Demek ki Allah sadık olan Hıristiyanlardan razıdır. Yeryüzünde olmuş olan olaylar Allah’ın iradesi ve takdiri ile olmaktadır. Cüzi irade verdiği insanların onu sıdkları yönünde kullanmalarından da razıdır.

وَرَضُوا عَنْهُ

(VaRaWUv GaNHu)

“Ve onlar da ondan razı olmuşlardır.”

Sıdklarının kendilerine menfaat vermesinden onlar da razı olmuşlardır.

Dünyada da Allah en büyük nimetleri Hıristiyanlara vermiştir. Roma uygarlığını onlar kurdular, bugünkü uygarlığı da onlar kurdular. Tarihlerinden ve ilâhi nimetlerden razıdırlar.

Sadıkların sıdklarının menfaat verdiği kimselerin Hıristiyan olması kaydı yoktur. İfade geneldir.  “Vav” veya “Fa” harfi getirilmeden söylenmiştir. Genel kural söylenmiştir. Yani Hazreti İsa’ya cevaben o gün tanıtılmıştır. Sadık olan herkesin sıdkı kendisine menfaat verecektir. Bunun mefhumu muhalefeti sadık olmayanların yararlanamayacağı anlamındadır. O manâları kabul etmediğimiz bilinmektedir. Hazreti İsa’ya söylendiğine göre ibare ile Hıristiyanlar için söylenmiştir, işaret ile bütün insanlar için söylenmiştir. Cennete giden herkes cennete gittiği için razıdır. Cehenneme giden kimseler ise cehenneme gittiklerinden razı değildirler. Onlar kumarda kaybedenler gibidirler.

ذَلِكَ الْفَوْزُ الْعَظِيمُ (119)

(ÜAvLiKa eLFaVZu elGaJIYMu)

“Bu azim fevzdir.”

Bu” menfaate işaret etmiş olabilir yahut sıdka işaret etmiş olur. Sıdka işaret etmesi daha yakındır. Çünkü mezkûr olana işaret hükmen mezkûr olmayana işaretten evveldir.

Sıdk zikredilmiştir. Nef' zikredilmemiştir.

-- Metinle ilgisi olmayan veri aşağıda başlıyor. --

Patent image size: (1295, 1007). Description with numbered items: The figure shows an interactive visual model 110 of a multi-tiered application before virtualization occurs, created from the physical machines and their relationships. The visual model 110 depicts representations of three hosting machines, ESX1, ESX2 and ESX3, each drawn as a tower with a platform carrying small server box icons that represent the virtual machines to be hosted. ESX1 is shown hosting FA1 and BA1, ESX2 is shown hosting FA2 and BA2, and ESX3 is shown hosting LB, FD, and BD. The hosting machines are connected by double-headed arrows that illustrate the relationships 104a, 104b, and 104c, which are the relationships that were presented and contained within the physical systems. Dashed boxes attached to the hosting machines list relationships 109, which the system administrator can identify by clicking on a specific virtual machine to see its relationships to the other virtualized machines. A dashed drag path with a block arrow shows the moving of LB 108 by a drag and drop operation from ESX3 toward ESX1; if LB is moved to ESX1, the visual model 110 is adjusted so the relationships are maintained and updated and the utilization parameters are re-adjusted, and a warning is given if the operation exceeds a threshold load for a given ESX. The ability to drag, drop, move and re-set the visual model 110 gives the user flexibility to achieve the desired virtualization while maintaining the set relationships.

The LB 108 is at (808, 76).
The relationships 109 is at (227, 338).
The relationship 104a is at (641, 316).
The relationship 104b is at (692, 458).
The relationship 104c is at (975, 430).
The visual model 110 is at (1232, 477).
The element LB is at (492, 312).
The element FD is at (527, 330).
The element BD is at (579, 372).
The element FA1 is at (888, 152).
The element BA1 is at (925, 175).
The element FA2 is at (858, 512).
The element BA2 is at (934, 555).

Fevz” güneşten koruyan gölgeliktir. Yapı veya bez olabilir. “Fevz etmek” gölgeliğe girmek demektir. Kumar oynarken zar kazandıran olursa fevz etmiş olur. Fevzi menfaat olarak düşündüğümüzde menfaat geçici kazançtır, fevz ise devamlı gelirdir. Yani size bir yumurta ikram ederlerse yararlanırsınız ama size bir tavuk hediye ederlerse her gün menfaatlenirsiniz. Bu faizdir. Ribaya bu sebeple faiz demişlerdir.

Zalike” tekil erkek ismi işarettir. Müennes çoğullara da işaret edilebilir. Cennete de raci olabilir. Bu manâyı şu sebeple veriyoruz. Menfaatin kendisi sıdkı azim olmaz şedit olur.

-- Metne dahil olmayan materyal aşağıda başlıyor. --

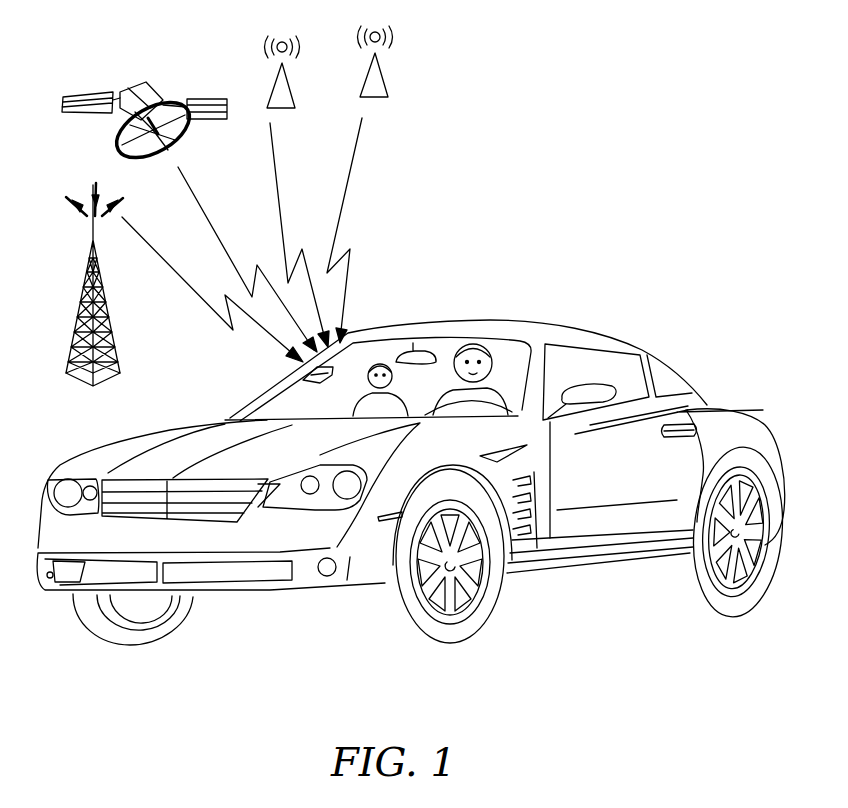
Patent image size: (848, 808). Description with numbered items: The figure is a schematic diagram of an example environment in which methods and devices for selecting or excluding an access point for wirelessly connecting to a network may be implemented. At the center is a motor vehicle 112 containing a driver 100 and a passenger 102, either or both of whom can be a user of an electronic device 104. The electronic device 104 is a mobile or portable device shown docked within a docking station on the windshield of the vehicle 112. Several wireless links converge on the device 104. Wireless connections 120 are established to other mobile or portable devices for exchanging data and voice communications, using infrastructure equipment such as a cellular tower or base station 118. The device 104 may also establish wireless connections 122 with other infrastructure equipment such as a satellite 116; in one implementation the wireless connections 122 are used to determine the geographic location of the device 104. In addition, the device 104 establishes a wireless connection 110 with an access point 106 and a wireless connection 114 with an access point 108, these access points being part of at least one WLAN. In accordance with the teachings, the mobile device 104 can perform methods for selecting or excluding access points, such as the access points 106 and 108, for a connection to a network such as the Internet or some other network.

The driver 100 is at (473, 343).
The passenger 102 is at (380, 363).
The electronic device 104 is at (298, 362).
The access point 106 is at (290, 85).
The access point 108 is at (383, 73).
The wireless connection 110 is at (280, 189).
The motor vehicle 112 is at (617, 333).
The wireless connection 114 is at (347, 197).
The satellite 116 is at (145, 82).
The cellular tower or base station 118 is at (77, 307).
The wireless connections 120 is at (158, 246).
The wireless connections 122 is at (207, 198).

Azimun” kelimesi ancak bir şeyin veya mekânın sıfatı olabilir. O takdirde “Lehum Cennatun”daki cennete raci olmaktadır. Erkeklerin çoğuluna müennes tekil ile zamir yapılmaktadır. Bunun benzeri de dişi çoğullar erkek zamirle de zamirlenebilir. İşaret zamirleri için bu kural geçerli midir? Zamir yerine geçen işaret zamirleri için geçerli olmalıdır.

Bu konular birer doktora çalışmasını gerektiren konulardır. Biz sadece varsayım olarak söylüyoruz. III. bin yıl uygarlığı kuracaklara çalışılacak yerleri gösteriyoruz.

“Azm” kemik demektir. “Kebir” zamanda büyük yani daha yaşlı anlamına gelir, kıdemli anlamına gelir; mekânda bedenen büyük, vücutça büyük anlamına gelir. “Azim” ise cesamette mekânda büyük demektir, şiddet ve tesirde büyük demektir. “Âli” ise rütbede büyük demektir. Burada cennet veya o hal azim fevz olarak getirilmiştir. Bu çok büyük bir gölgeliktir.

“Zalike”deki işaret kendisinden sonra gelen “El-Fevz”e işaret olabilir. “El-Azim” ise haber olabilir. Yahut “Zalike” mübteda “El-Fevz” haber olabilir. “El-Azim” de fevzin sıfatı olabilir. O zaman fevz gölgelenmek anlamına gelir.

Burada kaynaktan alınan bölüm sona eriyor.